Fossil bones show it

Feb 27, 2007 07:56 GMT  ·  By

All mammals are born with the ability of digesting milk, due to the presence of an enzyme named lactase that metabolizes the sugar from milk, named lactose.

But after the weaning, the gene that encodes the lactase is shut down and most mammals lose the ability to digest milk; the undigested lactose can inflict many gut problems.

In some cases, a mutation can keep the lactase gene functional the whole life of an individual, a property named lactase persistence. This phenomenon happened also with the human populations, enabling them to eat milk and milk products. Even today, half of the human populations cannot digest milk, like in eastern China, Japan, southeast Asia or indigenous tribes in Americas and Oceania.

A new research at University College London that investigated ancient DNA from fossil bones shows that this ability arose in European populations relatively recently, no more than 8,000 years ago.

There are some theories trying to explain how the European populations developed lactase persistence.

The culture-historical one sustains that shortly after the domestication of livestock, a few individuals possessing the lactase persistence mutation had an advantage towards the other, as the new aliment was rich in proteins, fats, vitamins and calcium, and natural selection favored these individuals and their offspring.
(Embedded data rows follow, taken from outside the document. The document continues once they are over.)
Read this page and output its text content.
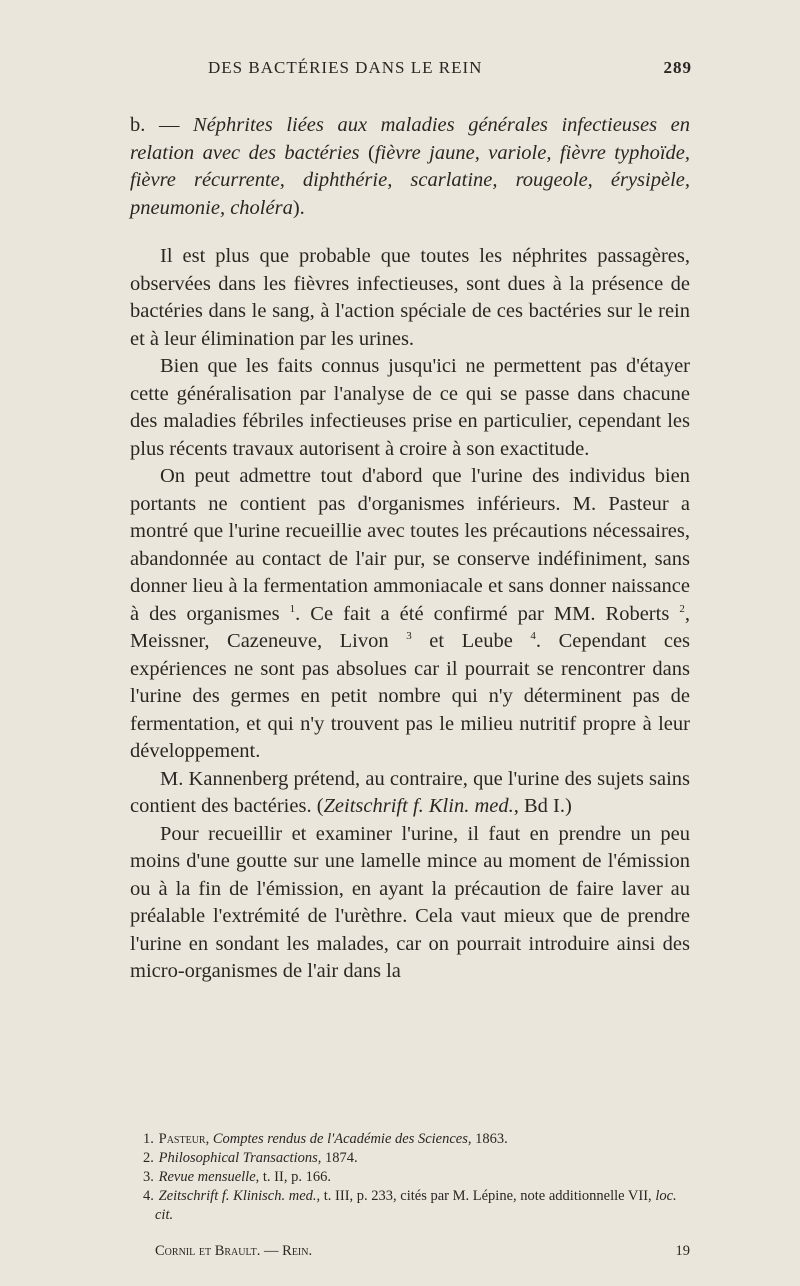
DES BACTÉRIES DANS LE REIN	289

b. — Néphrites liées aux maladies générales infectieuses en relation avec des bactéries (fièvre jaune, variole, fièvre typhoïde, fièvre récurrente, diphthérie, scarlatine, rougeole, érysipèle, pneumonie, choléra).

Il est plus que probable que toutes les néphrites passagères, observées dans les fièvres infectieuses, sont dues à la présence de bactéries dans le sang, à l'action spéciale de ces bactéries sur le rein et à leur élimination par les urines.

Bien que les faits connus jusqu'ici ne permettent pas d'étayer cette généralisation par l'analyse de ce qui se passe dans chacune des maladies fébriles infectieuses prise en particulier, cependant les plus récents travaux autorisent à croire à son exactitude.

On peut admettre tout d'abord que l'urine des individus bien portants ne contient pas d'organismes inférieurs. M. Pasteur a montré que l'urine recueillie avec toutes les précautions nécessaires, abandonnée au contact de l'air pur, se conserve indéfiniment, sans donner lieu à la fermentation ammoniacale et sans donner naissance à des organismes $^1$. Ce fait a été confirmé par MM. Roberts $^2$, Meissner, Cazeneuve, Livon $^3$ et Leube $^4$. Cependant ces expériences ne sont pas absolues car il pourrait se rencontrer dans l'urine des germes en petit nombre qui n'y déterminent pas de fermentation, et qui n'y trouvent pas le milieu nutritif propre à leur développement.

M. Kannenberg prétend, au contraire, que l'urine des sujets sains contient des bactéries. (Zeitschrift f. Klin. med., Bd I.)

Pour recueillir et examiner l'urine, il faut en prendre un peu moins d'une goutte sur une lamelle mince au moment de l'émission ou à la fin de l'émission, en ayant la précaution de faire laver au préalable l'extrémité de l'urèthre. Cela vaut mieux que de prendre l'urine en sondant les malades, car on pourrait introduire ainsi des micro-organismes de l'air dans la

1. Pasteur, Comptes rendus de l'Académie des Sciences, 1863.

2. Philosophical Transactions, 1874.

3. Revue mensuelle, t. II, p. 166.

4. Zeitschrift f. Klinisch. med., t. III, p. 233, cités par M. Lépine, note additionnelle VII, loc. cit.

Cornil et Brault. — Rein.	19
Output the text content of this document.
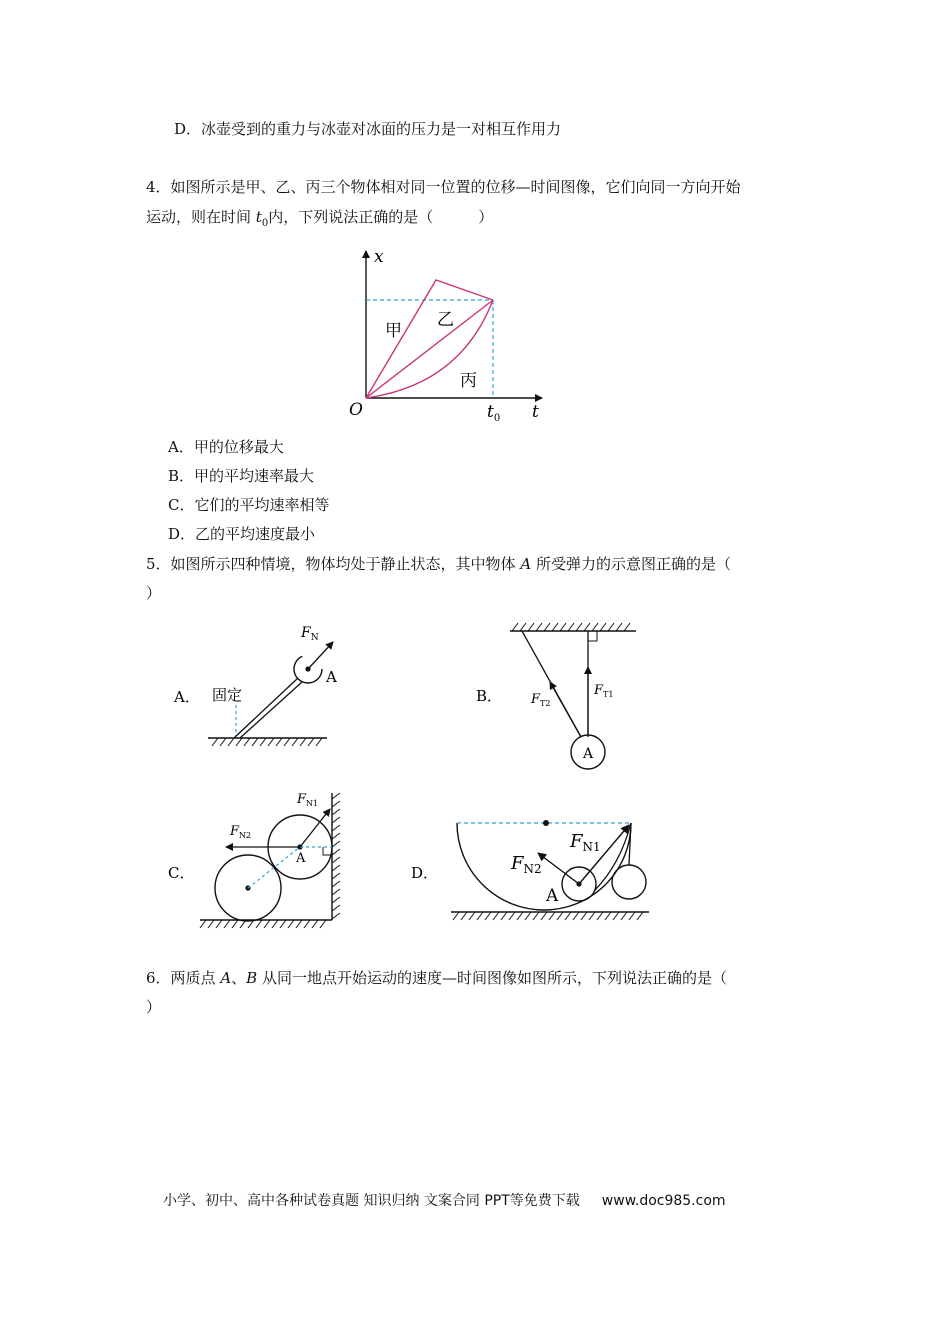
D．冰壶受到的重力与冰壶对冰面的压力是一对相互作用力
4．如图所示是甲、乙、丙三个物体相对同一位置的位移—时间图像，它们向同一方向开始
运动，则在时间 $t_0$内，下列说法正确的是（　　　）
x
t
O	$t_0$
甲
乙
丙
A．甲的位移最大
B．甲的平均速率最大
C．它们的平均速率相等
D．乙的平均速度最小
5．如图所示四种情境，物体均处于静止状态，其中物体 A 所受弹力的示意图正确的是（
）
A． 固定
$F_N$
A
B．
A
$F_{T1}$
$F_{T2}$
C．
A
$F_{N1}$
$F_{N2}$
D．
A
$F_{N1}$
$F_{N2}$
6．两质点 A、B 从同一地点开始运动的速度—时间图像如图所示，下列说法正确的是（
）
小学、初中、高中各种试卷真题 知识归纳 文案合同 PPT等免费下载 www.doc985.com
Another theory says that ancient Europeans had already presented a high incidence of lactase persistence when livestock was domesticated.

The team investigated nine fossil skeletons from five archaeological sites located in central, northeast, and southeast Europe. Eight of the skeletons were 7800-7200 years old and one was 3800 years old. The team searched for genetic mutations commonly linked with lactase persistence in European populations, a kind of lactase persistence mark. None of the individuals carried the mark, so the culture-historical theory seems to be true. "The key point here is that there was something that was very, very rare 8000 years ago but common today," says Mark Thomas, an evolutionary geneticist and an author of the study. "That's really strong natural selection."

If the data are true, "then I think it does lend credence to the [culture-historical] hypothesis," says Hendrik Poinar, an evolutionary geneticist at McMaster University in Ontario, Canada. But he warns that more skeletons should be investigated to give more fundament to this issue.